When true (default is true) this will remove non-textual nodes from the DOM like scripts, links, video, canvas, etc. You may override this by specifying a selectors argument for DOM selectors to remove.

CleanInput.removeAttributes ● Boolean scalar

When true (default is false) this will remove all attributes on all DOM nodes. Useful for "cleaning" up all HTML markup but preserving the structure overall. You can specify specific attributes to remove with attributes argument

CleanInput.removeRegex ● Boolean scalar

Removes any characters in the HTML by a regex pattern and arn in order. By default this is true and removes newlines, returns, tabs, multi-spaces and HTML comments in that order. You may supply your own regex by using the regexes argument

CleanInput.selectors ● [String!] list scalar

A list of selectors to remove from the page when removeNonTextNodes is set to true (true by default).

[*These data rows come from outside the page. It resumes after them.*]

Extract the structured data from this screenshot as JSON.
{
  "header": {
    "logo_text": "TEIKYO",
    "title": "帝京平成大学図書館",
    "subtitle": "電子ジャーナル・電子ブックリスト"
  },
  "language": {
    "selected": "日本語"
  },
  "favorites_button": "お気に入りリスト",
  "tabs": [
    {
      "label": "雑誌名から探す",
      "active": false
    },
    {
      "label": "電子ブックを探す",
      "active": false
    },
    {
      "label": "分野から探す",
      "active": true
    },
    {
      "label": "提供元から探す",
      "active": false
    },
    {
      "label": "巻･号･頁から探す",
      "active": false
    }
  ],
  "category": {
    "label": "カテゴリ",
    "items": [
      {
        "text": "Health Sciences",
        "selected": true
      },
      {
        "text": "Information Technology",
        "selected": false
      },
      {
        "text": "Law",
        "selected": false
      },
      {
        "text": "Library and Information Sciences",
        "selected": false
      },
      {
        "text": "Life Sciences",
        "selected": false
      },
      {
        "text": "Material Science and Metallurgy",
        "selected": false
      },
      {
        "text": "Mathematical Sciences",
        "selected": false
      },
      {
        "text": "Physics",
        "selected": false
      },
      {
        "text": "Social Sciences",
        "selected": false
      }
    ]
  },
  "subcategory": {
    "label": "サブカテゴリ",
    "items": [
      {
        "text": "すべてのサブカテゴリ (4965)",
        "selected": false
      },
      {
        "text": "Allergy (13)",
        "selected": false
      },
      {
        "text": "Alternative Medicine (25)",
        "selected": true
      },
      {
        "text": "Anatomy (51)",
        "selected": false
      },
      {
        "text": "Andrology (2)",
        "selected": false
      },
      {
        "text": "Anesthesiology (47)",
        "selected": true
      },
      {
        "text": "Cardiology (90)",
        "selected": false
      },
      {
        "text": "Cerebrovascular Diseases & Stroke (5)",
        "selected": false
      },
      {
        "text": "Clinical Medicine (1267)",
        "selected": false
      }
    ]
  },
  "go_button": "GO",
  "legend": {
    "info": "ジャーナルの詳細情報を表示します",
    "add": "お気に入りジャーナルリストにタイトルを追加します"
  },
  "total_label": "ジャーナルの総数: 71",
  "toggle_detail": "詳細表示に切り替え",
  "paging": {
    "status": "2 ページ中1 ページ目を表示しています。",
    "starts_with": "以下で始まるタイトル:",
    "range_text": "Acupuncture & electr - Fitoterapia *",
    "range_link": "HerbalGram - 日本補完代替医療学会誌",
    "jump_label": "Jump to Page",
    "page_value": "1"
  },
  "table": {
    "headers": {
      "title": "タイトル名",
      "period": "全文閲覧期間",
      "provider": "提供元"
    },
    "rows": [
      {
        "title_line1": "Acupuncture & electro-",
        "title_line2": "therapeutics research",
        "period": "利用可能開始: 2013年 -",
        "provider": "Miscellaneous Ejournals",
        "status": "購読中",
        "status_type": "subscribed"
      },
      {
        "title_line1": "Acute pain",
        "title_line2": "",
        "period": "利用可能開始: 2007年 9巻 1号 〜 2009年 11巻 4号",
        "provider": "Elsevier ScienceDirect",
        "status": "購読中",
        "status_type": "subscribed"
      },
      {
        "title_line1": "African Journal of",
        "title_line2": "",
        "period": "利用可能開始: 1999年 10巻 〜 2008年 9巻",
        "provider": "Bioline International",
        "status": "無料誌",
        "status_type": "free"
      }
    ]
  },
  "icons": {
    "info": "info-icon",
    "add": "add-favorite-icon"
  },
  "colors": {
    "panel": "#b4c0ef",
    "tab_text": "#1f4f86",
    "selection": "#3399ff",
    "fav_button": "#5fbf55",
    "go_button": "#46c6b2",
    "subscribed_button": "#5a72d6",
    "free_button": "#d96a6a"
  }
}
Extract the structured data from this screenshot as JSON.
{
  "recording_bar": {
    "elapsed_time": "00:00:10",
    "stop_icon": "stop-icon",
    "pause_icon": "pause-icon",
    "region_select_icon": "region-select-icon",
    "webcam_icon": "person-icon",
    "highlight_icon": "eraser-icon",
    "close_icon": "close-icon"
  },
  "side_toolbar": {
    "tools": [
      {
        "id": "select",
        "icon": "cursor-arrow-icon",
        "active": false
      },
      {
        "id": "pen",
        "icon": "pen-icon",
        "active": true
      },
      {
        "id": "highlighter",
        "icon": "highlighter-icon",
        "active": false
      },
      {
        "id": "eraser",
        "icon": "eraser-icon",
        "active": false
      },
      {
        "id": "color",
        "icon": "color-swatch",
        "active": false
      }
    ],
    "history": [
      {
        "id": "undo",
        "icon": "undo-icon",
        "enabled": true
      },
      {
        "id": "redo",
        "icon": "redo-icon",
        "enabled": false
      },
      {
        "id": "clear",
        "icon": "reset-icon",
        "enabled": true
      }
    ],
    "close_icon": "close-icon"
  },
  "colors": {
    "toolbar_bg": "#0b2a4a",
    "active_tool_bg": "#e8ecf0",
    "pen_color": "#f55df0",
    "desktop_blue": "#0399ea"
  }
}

CleanInput.attributes ● [String] list scalar

A list of attributes to remove from all DOM nodes. When this isn't specified, and removeAttributes is true, all attributes on all DOM nodes are removed. removeNonTextNodes must be set to true for this to take effect

CleanInput.regexes ● [String!] list scalar

When removeRegex is set to "true" this list of regex items, without the beginning and ending /, are removed from the page. These are each run in order and replaced with a single space character to preserve some of their contents

Member Of

html mutation ● text mutation